In case you haven't seen it, Ulf-Daniel Ehlers & Ebba Ossiannilsson & Alastair Creelman are running a project on Quality and MOOCs. It has a different blog post from an invited author every week for 12 weeks. They've all been of a very high standard (until this week, see below). I'd recommend Stephen Downes and Grainne Conole's posts in particular, but they're all worth reading.
So last week was my turn, and you can read my post here. The point I wanted to make was that we have created a set of quality criteria for education that is, obviously, matched to the context of education. So we are interested in things like student satisfaction ratings, student completion rates, benchmarking against agreed criteria and external review. Some of these are applicable to MOOCs, for instance you might still want external review of content before releasing it, and some courses may need to be linked to official criteria, for instance if they are related to specific vocations.
But MOOC audiences are very different, and the motivations for people studying MOOCs are different for those in higher education, or are at least of a different priority. So the same quality measures are not applicable. The most obvious of these is the much discussed drop-out rate. Course completion is just not as important for MOOC learners as it is for formal education students. And, as the (excellent) report on Edinburgh MOOCs highlights, the numbers of MOOC learners who complete surveys is a small fraction of the small fraction who complete, so student satisfaction is difficult to compare also.

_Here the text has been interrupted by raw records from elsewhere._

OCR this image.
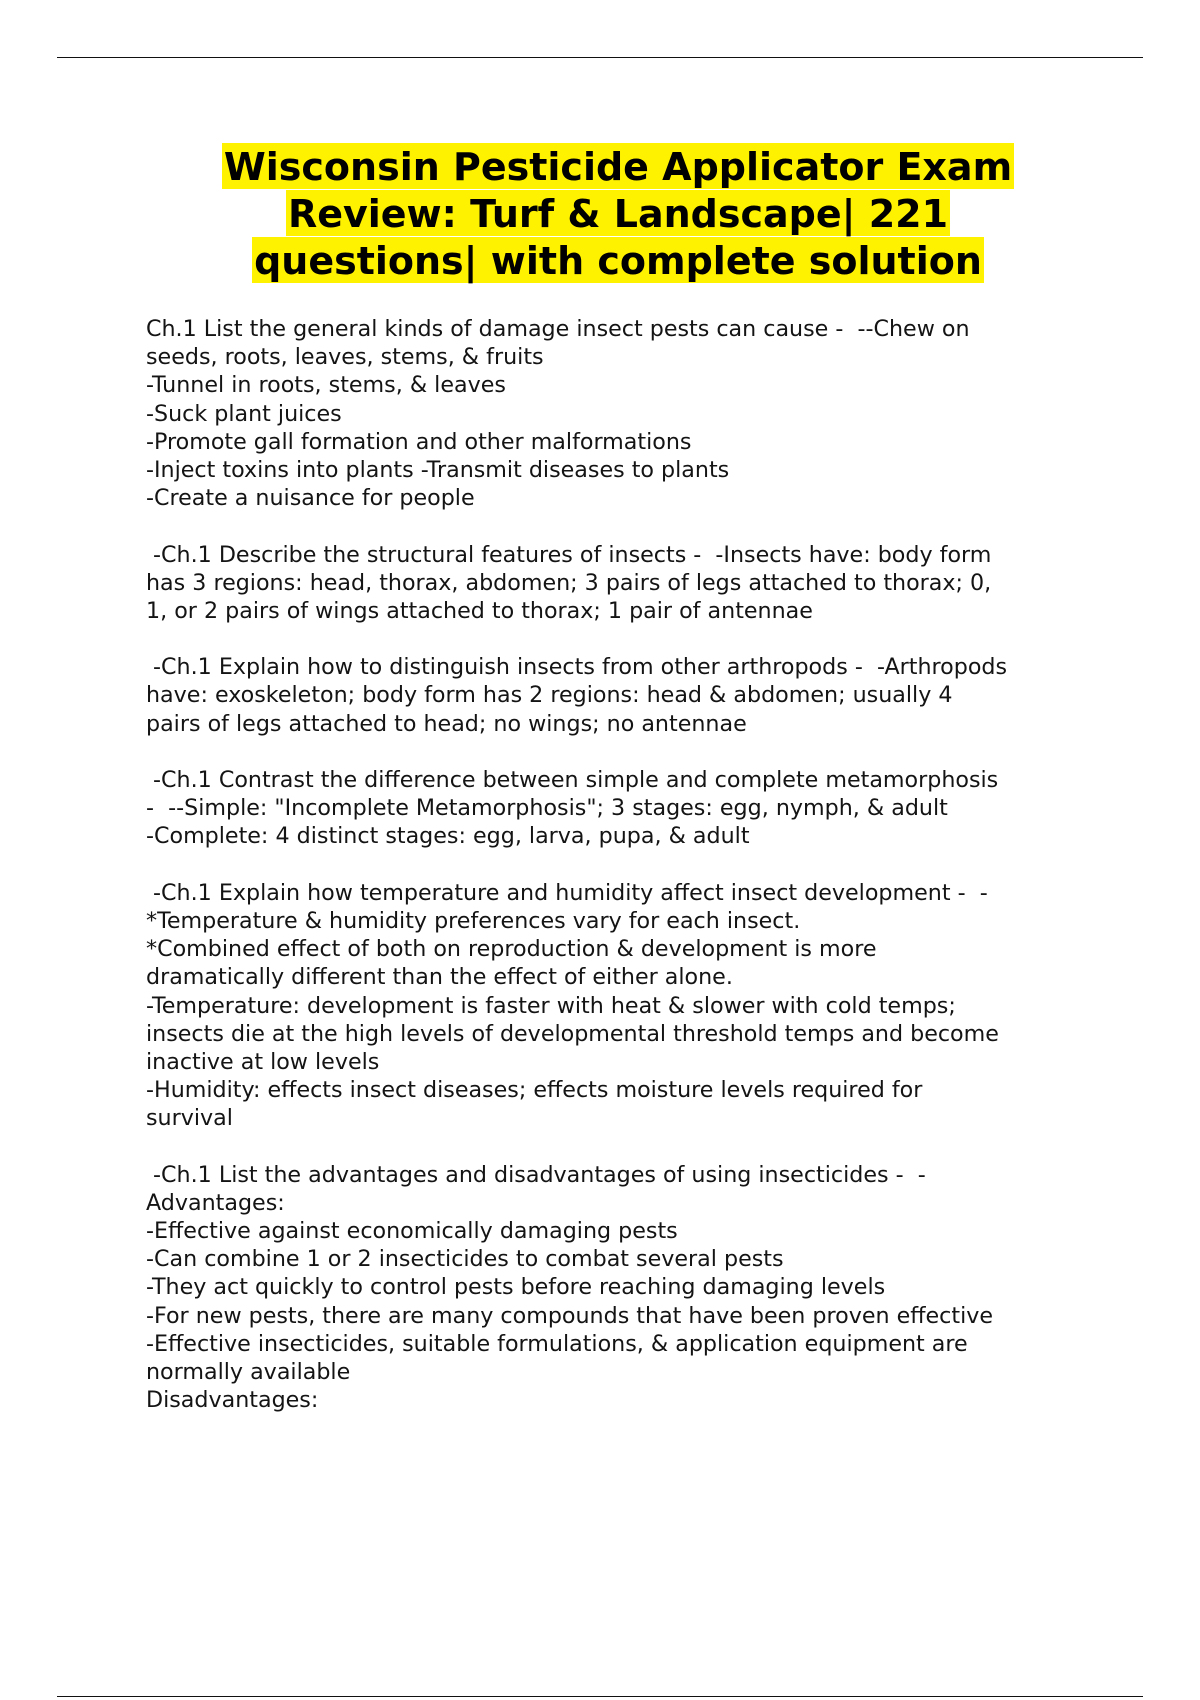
Wisconsin Pesticide Applicator Exam
Review: Turf & Landscape| 221
questions| with complete solution
Ch.1 List the general kinds of damage insect pests can cause -  --Chew on
seeds, roots, leaves, stems, & fruits
-Tunnel in roots, stems, & leaves
-Suck plant juices
-Promote gall formation and other malformations
-Inject toxins into plants -Transmit diseases to plants
-Create a nuisance for people
-Ch.1 Describe the structural features of insects -  -Insects have: body form
has 3 regions: head, thorax, abdomen; 3 pairs of legs attached to thorax; 0,
1, or 2 pairs of wings attached to thorax; 1 pair of antennae
-Ch.1 Explain how to distinguish insects from other arthropods -  -Arthropods
have: exoskeleton; body form has 2 regions: head & abdomen; usually 4
pairs of legs attached to head; no wings; no antennae
-Ch.1 Contrast the difference between simple and complete metamorphosis
-  --Simple: "Incomplete Metamorphosis"; 3 stages: egg, nymph, & adult
-Complete: 4 distinct stages: egg, larva, pupa, & adult
-Ch.1 Explain how temperature and humidity affect insect development -  -
*Temperature & humidity preferences vary for each insect.
*Combined effect of both on reproduction & development is more
dramatically different than the effect of either alone.
-Temperature: development is faster with heat & slower with cold temps;
insects die at the high levels of developmental threshold temps and become
inactive at low levels
-Humidity: effects insect diseases; effects moisture levels required for
survival
-Ch.1 List the advantages and disadvantages of using insecticides -  -
Advantages:
-Effective against economically damaging pests
-Can combine 1 or 2 insecticides to combat several pests
-They act quickly to control pests before reaching damaging levels
-For new pests, there are many compounds that have been proven effective
-Effective insecticides, suitable formulations, & application equipment are
normally available
Disadvantages:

My blog post ends with a plea though – and that is not to constrain MOOCs with the same quality demands we have placed on higher education. Those constraints are understandable when people are parting with lots of money, but the point of MOOCs is that they are liberated from these considerations. They allow experimentation, because the relationship between learner and educators is fundamentally different when money hasn't changed hands. We don't want to make MOOC providers fearful of experimentation because they'll fall short of quality measures that have been imposed from a different context.